Конечно, Копенкин — фантом, все человеческие чувства и мысли выжжены в нем бредовой идеей. Нагульнов — более реалистический персонаж, он вынужден жить среди живых людей и свою, сжигающую его, как и Копенкина, бредятину он должен сдерживать в себе. Но вот избил Нагульнов Банника, вытребовал у него расписку, в которой тот написал под диктовку: «Я, бывший активный белогвардеец… беру обратно свои слова, невозможно оскорбительные для ВКП(б)… и Советской власти, прошу прощения перед ними и обязываюсь впредь, хотя я и есть скрытая контра… но Советской власти… я вредить не буду…» — и счастлив этой своей победой, и снятся после нее Нагульнову идущие по степи эскадроны. И не может понять Нагульнов ни возмущения Разметнова, ни осуждения Давыдова.

«— Обдумал? — спрашивает у него Давыдов.

— Обдумал! — отвечает Нагульнов. — Мало я ему, сукину сыну, вложил. Убить бы надо!»

Запах мертвечины, которым несет и от Давыдова, и от Нагульнова, очень хорошо чувствует Лушка, побывавшая женой одного и любовницей другого.

«— У вас кровя заржавели от делов…» — скажет она Давыдову.
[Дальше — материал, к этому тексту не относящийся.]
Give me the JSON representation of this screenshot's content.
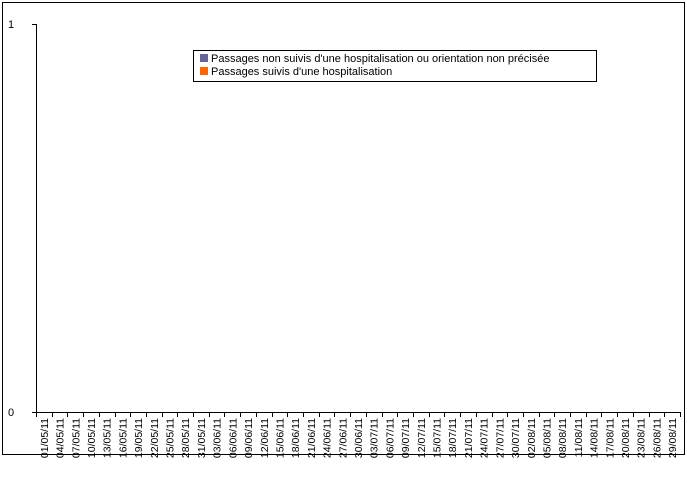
{
  "chart_data": {
    "type": "bar",
    "categories": [
      "01/05/11",
      "04/05/11",
      "07/05/11",
      "10/05/11",
      "13/05/11",
      "16/05/11",
      "19/05/11",
      "22/05/11",
      "25/05/11",
      "28/05/11",
      "31/05/11",
      "03/06/11",
      "06/06/11",
      "09/06/11",
      "12/06/11",
      "15/06/11",
      "18/06/11",
      "21/06/11",
      "24/06/11",
      "27/06/11",
      "30/06/11",
      "03/07/11",
      "06/07/11",
      "09/07/11",
      "12/07/11",
      "15/07/11",
      "18/07/11",
      "21/07/11",
      "24/07/11",
      "27/07/11",
      "30/07/11",
      "02/08/11",
      "05/08/11",
      "08/08/11",
      "11/08/11",
      "14/08/11",
      "17/08/11",
      "20/08/11",
      "23/08/11",
      "26/08/11",
      "29/08/11"
    ],
    "series": [
      {
        "name": "Passages non suivis d'une hospitalisation ou orientation non précisée",
        "color": "#666699"
      },
      {
        "name": "Passages suivis d'une hospitalisation",
        "color": "#ff6600"
      }
    ],
    "ylim": [
      0,
      1
    ],
    "yticks": [
      0,
      1
    ]
  }
}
И от Нагульнова, и от Давыдова уходит она к сыну кулака Тимофею Рваному, уходит, потому что он — живой. В любовном соперничестве за Лушку оба раза Тимофей выходит победителем. И хотя и Нагульнов, и Давыдов не признаются себе в этом, жестоко страдают они от любовного поражения. Нагульнов, стиснув зубы, принимается за изучение английского языка, который потребуется ему для его вечной возлюбленной — мировой революции, а Давыдов уезжает на пахоту, в тяжелой непривычной работе пытается одолеть тоску. Давыдов так никогда и не узнает, что Лушка как бы по его указанию получает у колхозного кладовщика продукты и кормит этим колхозным добром сбежавшего из ссылки Тимофея Рваного.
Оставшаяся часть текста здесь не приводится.